UMaine geologist to discuss fate of Mississippi Delta

Joseph T. Kelley, a marine geologist and sedimentologist who focuses on shoreline issues, gives a talk titled The Destruction and Proposed Reconstruction of the Mississippi River Delta at 7 p.m. Thursday, Oct. 13, in Room 204 of Carnegie Science Hall, 44 Campus Ave.

The lecture is open to the public at no cost.

Kelley’s talk is timely in view of the devastating effects of hurricanes Katrina and Rita on the Mississippi delta and the Gulf shoreline. A professor in the department of geological sciences and in the School of Marine Sciences at the University of Maine, he edited the book Living with the Louisiana Shore (1984), part of the Duke University Press Living with the Shore series. The talk, sponsored by the Bates geology department, is open to the public at no cost.

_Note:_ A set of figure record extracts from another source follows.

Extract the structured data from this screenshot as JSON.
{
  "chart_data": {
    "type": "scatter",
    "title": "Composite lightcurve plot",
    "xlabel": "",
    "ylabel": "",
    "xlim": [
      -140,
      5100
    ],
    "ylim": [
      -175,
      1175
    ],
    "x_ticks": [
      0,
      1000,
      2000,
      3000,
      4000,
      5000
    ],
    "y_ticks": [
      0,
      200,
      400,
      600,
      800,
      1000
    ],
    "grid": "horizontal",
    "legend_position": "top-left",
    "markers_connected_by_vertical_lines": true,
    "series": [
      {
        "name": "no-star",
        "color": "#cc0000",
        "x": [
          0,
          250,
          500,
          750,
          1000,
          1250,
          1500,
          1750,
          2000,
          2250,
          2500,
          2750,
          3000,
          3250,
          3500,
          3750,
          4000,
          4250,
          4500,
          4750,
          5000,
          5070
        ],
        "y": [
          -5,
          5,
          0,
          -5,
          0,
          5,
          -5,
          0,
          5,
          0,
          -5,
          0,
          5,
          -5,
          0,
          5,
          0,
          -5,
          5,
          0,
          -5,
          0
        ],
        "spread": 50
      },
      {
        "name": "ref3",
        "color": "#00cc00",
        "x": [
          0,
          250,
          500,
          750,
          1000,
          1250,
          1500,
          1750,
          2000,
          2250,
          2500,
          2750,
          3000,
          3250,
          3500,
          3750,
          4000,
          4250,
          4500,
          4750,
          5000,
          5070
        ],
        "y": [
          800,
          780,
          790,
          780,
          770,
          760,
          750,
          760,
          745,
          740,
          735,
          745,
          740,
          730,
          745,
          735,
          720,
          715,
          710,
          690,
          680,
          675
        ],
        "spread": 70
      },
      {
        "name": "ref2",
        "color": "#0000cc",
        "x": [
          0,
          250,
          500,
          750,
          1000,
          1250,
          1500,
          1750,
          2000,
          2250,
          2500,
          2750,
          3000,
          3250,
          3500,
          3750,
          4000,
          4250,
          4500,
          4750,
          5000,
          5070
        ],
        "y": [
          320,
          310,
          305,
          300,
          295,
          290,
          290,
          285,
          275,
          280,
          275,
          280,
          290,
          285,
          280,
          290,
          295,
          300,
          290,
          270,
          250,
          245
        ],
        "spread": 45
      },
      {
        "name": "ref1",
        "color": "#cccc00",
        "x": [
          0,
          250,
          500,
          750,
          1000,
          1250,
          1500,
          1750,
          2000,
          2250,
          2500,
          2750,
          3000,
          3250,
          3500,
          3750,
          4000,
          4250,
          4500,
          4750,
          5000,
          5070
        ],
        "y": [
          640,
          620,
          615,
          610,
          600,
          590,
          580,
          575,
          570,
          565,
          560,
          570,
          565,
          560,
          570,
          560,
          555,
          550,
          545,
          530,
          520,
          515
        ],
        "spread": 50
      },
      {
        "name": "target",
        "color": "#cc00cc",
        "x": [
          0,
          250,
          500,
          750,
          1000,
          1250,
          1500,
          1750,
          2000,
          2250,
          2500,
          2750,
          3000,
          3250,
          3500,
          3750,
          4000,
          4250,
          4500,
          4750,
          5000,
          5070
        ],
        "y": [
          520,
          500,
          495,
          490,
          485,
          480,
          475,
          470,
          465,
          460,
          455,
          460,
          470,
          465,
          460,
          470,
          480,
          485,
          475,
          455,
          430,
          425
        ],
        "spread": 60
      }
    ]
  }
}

A Maine native, Kelley is known as an effective advocate of shoreline protection, described as “Maine’s coastal conscience” by the Maine Audubon Society. He was the lead author of another in the Living with the Shore series, 1989’s influential Living with the Coast of Maine. A 2002 profile in UMaine Today, the university magazine, described Kelley as “a guiding force behind the most environmentally protective coastal management regulations in the nation.”

His current projects include the mapping of landslide hazards along the Maine coast, the study of how salt-marsh plants and animals respond to tidal changes caused by inlet dredging and the profiling of Maine’s sandy developed beaches, an effort that involves homeowner-volunteers in the research.